Notable Quotes or Statements

"They say they would like to be able to take additional steps, but under the competitive geopolitical pressure they're in, they do not feel that they are able to. We should be hearing that. That should be a red alarm bell for us." — Sean (governance expert/scholar)

"We want the code of practice to contribute in building trust among our citizens on the fact that we can innovate without sacrificing human rights and protection of our fundamental values." — Brando (Parliament speaker)

"The bottleneck is about how they know how to trust it in the right context because the answer is very different in medicine than it is for customer service." — Speaker emphasizing use-case specificity

"Don't lose any more time.
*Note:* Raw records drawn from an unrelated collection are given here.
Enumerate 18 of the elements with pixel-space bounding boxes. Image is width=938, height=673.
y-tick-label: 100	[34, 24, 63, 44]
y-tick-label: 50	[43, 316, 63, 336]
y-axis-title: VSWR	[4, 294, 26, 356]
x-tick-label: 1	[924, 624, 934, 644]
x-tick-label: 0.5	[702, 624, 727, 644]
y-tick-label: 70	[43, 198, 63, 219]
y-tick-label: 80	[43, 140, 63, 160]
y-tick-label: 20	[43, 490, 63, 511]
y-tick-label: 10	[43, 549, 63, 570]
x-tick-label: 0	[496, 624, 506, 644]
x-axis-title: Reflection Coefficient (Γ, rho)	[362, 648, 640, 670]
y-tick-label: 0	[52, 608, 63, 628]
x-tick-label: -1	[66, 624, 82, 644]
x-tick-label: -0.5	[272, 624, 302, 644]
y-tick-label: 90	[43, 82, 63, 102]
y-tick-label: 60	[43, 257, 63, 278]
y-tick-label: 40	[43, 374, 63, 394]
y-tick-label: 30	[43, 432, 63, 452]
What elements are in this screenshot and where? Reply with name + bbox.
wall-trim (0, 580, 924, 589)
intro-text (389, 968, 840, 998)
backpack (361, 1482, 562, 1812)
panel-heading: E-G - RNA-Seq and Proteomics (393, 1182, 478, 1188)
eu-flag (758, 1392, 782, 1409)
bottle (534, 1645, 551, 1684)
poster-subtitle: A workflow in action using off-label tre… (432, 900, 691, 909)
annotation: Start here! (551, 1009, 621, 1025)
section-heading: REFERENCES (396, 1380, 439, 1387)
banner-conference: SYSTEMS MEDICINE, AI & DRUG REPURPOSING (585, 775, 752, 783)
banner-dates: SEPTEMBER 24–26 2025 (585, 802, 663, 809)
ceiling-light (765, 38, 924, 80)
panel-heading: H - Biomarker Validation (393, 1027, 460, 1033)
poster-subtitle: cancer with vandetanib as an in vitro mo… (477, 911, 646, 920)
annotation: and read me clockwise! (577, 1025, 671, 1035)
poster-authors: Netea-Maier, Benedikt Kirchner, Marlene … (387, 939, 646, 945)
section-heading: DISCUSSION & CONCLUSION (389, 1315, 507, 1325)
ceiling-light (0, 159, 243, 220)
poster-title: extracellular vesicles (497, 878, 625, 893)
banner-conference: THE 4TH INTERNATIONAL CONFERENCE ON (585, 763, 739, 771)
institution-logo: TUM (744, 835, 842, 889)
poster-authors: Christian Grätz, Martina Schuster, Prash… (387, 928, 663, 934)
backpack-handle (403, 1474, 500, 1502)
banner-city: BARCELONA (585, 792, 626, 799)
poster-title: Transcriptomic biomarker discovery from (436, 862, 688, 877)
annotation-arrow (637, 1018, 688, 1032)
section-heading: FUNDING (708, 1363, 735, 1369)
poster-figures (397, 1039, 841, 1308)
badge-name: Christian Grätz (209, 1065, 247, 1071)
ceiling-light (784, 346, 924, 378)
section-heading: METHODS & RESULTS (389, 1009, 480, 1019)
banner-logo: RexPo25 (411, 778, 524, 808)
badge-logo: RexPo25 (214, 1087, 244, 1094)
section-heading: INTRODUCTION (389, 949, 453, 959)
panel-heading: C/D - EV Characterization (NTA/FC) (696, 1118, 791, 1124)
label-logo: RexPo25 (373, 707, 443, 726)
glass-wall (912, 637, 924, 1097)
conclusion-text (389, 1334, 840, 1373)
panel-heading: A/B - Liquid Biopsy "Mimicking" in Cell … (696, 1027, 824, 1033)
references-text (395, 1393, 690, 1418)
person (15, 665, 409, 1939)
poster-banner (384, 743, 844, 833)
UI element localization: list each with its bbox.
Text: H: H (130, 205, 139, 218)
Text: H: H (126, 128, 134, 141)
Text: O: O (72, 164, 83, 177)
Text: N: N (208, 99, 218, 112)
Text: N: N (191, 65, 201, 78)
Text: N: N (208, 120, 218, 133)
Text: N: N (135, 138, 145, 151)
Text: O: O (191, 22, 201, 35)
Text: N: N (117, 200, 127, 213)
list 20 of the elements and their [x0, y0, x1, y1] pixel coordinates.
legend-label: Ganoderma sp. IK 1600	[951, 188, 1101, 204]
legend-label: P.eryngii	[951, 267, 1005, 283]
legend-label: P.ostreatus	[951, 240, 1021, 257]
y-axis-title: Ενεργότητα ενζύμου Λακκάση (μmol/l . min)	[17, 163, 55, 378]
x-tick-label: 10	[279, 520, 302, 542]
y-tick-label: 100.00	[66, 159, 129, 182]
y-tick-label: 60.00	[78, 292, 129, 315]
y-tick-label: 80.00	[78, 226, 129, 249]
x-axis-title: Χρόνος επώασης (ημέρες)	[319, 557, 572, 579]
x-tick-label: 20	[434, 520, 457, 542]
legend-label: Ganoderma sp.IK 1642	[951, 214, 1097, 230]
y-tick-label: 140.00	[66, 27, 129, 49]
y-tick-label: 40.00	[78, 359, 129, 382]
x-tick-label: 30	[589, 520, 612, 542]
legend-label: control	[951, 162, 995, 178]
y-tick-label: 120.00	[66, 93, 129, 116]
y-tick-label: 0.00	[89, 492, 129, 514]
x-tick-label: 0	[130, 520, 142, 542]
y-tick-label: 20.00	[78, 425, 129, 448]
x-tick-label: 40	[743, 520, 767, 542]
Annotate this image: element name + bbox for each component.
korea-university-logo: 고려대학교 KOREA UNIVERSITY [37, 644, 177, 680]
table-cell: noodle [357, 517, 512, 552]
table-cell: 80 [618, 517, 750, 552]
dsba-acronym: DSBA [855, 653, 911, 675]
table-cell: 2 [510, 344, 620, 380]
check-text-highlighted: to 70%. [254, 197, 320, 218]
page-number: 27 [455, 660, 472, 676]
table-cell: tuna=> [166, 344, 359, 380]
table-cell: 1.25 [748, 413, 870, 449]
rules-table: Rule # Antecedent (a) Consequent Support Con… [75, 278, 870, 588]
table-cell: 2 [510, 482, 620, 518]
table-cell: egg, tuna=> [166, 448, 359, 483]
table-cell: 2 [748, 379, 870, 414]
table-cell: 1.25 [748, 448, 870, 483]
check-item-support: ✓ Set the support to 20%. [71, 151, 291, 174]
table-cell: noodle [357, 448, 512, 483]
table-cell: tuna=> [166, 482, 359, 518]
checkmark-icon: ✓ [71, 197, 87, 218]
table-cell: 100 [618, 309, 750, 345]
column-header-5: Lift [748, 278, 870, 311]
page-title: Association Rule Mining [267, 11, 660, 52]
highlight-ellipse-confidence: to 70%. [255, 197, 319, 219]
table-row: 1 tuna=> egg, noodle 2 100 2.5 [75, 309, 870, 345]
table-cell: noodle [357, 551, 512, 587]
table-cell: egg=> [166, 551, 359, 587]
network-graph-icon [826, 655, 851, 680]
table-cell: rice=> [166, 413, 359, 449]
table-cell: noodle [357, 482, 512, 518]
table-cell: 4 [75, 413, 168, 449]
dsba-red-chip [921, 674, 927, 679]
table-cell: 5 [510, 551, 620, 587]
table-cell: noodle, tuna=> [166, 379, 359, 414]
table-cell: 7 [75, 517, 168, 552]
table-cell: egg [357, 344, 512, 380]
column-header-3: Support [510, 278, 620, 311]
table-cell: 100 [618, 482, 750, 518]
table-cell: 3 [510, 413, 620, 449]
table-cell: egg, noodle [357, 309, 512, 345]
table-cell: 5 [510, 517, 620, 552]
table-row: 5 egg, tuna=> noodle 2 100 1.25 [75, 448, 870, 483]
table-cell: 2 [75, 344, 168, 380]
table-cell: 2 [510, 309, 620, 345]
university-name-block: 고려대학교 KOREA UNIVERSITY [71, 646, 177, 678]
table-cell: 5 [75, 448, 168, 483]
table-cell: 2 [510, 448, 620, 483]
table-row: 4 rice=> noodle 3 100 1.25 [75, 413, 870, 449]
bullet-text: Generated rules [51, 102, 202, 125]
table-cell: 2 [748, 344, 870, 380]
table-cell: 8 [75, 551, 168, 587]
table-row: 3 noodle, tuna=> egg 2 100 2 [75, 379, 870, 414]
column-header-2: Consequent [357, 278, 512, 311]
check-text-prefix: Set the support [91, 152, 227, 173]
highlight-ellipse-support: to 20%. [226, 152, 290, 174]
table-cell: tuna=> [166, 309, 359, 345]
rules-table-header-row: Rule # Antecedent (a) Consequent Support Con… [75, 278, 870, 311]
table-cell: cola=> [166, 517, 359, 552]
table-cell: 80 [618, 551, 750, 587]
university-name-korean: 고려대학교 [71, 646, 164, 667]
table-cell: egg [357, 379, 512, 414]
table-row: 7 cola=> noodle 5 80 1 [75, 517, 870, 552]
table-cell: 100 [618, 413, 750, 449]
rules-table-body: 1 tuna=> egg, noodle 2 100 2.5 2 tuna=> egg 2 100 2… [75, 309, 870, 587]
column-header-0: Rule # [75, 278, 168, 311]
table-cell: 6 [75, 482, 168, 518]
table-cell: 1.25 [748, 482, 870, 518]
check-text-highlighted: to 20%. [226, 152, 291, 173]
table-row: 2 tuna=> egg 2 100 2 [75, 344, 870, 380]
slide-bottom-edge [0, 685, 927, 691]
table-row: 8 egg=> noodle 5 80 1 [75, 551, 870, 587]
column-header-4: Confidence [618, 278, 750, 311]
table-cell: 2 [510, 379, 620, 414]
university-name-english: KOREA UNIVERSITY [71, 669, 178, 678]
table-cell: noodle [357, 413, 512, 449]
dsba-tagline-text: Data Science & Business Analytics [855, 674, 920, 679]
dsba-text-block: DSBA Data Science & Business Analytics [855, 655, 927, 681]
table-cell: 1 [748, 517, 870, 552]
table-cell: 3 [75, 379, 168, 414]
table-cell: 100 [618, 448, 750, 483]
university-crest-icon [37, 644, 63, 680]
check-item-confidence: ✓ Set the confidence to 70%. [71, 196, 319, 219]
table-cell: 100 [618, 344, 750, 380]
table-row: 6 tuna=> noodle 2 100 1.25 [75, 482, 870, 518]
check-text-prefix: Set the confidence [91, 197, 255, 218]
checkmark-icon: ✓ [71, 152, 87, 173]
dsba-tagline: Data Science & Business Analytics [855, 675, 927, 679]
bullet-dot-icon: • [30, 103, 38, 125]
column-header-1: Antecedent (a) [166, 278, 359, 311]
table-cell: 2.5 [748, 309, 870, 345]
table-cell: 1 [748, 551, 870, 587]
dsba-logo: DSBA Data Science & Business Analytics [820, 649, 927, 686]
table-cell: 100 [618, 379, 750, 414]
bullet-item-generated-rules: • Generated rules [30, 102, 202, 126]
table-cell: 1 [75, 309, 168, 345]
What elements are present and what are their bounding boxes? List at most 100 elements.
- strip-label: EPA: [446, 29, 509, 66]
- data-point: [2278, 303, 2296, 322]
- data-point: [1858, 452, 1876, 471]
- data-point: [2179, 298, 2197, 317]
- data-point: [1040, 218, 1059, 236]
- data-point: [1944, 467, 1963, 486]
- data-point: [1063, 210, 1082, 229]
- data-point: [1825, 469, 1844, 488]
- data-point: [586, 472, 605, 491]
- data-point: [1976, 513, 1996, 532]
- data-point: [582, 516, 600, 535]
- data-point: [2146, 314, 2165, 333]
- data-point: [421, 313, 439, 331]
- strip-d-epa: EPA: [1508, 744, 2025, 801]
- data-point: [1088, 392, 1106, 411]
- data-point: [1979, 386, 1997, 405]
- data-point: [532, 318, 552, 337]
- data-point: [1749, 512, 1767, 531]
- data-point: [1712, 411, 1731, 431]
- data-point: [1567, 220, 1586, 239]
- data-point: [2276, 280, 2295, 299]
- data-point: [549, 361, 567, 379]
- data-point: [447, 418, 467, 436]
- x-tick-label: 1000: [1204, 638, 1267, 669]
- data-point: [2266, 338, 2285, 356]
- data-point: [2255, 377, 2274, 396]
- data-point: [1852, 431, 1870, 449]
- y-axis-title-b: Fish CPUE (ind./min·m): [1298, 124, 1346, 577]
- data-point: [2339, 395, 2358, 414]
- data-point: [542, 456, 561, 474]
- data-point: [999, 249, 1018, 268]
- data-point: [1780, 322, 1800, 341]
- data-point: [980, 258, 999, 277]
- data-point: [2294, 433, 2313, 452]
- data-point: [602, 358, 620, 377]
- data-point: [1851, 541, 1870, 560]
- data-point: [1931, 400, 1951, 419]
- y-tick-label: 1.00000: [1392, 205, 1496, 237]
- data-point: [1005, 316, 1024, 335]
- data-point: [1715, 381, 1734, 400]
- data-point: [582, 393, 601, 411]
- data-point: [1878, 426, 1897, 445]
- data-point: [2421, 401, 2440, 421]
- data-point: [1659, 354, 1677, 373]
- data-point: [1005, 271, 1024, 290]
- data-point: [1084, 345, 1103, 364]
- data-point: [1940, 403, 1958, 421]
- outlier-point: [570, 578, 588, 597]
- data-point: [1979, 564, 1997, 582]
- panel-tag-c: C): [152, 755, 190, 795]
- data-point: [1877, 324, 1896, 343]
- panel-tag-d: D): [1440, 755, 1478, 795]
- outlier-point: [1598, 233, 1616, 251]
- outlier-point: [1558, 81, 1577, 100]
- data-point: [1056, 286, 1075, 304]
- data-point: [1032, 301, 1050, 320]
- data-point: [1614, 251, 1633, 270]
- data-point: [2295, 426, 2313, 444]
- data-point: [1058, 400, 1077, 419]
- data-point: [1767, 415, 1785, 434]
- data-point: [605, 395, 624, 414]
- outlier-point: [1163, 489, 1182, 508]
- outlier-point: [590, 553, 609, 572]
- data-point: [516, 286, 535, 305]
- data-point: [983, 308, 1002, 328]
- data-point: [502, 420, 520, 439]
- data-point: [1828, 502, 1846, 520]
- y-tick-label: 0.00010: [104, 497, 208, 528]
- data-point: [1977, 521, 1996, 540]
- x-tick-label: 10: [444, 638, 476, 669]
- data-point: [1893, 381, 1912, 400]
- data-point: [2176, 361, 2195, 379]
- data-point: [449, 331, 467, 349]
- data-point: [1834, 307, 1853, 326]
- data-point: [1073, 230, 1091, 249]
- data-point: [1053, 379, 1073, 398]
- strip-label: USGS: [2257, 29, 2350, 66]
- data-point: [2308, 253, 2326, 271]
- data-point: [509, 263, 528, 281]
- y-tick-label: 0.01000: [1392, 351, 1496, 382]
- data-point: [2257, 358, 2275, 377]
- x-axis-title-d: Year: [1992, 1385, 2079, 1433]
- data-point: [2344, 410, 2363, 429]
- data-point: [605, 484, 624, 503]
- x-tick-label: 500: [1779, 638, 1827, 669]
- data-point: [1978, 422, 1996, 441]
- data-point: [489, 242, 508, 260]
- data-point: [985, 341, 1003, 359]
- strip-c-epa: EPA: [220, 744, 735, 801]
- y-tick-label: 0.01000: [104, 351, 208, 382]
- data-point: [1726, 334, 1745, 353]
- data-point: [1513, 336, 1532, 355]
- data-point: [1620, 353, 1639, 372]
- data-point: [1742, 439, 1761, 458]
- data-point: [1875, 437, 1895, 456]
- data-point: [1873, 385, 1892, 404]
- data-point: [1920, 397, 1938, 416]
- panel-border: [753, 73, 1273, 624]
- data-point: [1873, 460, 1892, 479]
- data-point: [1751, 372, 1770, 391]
You need to sit down and use these occasions to do progress." — Brando, on urgent need for government coordination

"Innovation and trust can go together and we can find different ways to make sure that trust is ensured or enabled in a particular country and in a particular continent." — Panel closing statement

Speakers & Organizations Mentioned

  • Brando – European Parliament representative, lead voice on code of practice implementation
  • Sean – Governance expert/scholar advocating for international cooperation and competitive pressure mitigation
  • Professor Benjo – Researcher on AI risks (including loss-of-control scenarios); cited on code of practice design
  • European AI Office – Institutional body responsible for implementing and enforcing the code of practice
  • EU Member States – Implied signatories to the AI Act framework
  • China – Referenced as a critical actor in international AI governance who must be brought "to the table as equals"
  • Leading AI Companies (unnamed CEOs) – Acknowledged as sources of competitive pressure concerns

Technical Concepts & Resources

  • EU AI Act – Primary legislative framework discussed; notably uses code of practice rather than prescriptive regulation

  • Code of Practice – Collaborative, evolving ruleset developed through multi-stakeholder process (civil society, developers, SMEs, large enterprises, academia)

  • Risk Categories:

    • Existential risks
    • Systemic risks (democratic, freedom-related)
    • Loss-of-control risks (cited as Benjo's research area)
  • Safety Chapters – Specific sections of the code of practice presented as potential template for international adoption

  • Trust Frameworks – Domain-specific control mechanisms (referenced but not technically detailed; implied need for development in medicine, customer service, and other sectors)

  • Military AI Use – Identified as requiring international governmental cooperation

  • Misinformation, Cyberbullying, Criminal Use – Concrete systemic risks the code targets


Note: This transcript lacks speaker identification for most participants and does not include formal citations to specific research. The discussion is policy-focused rather than technically deep, reflecting a governance/leadership panel rather than a technical research presentation.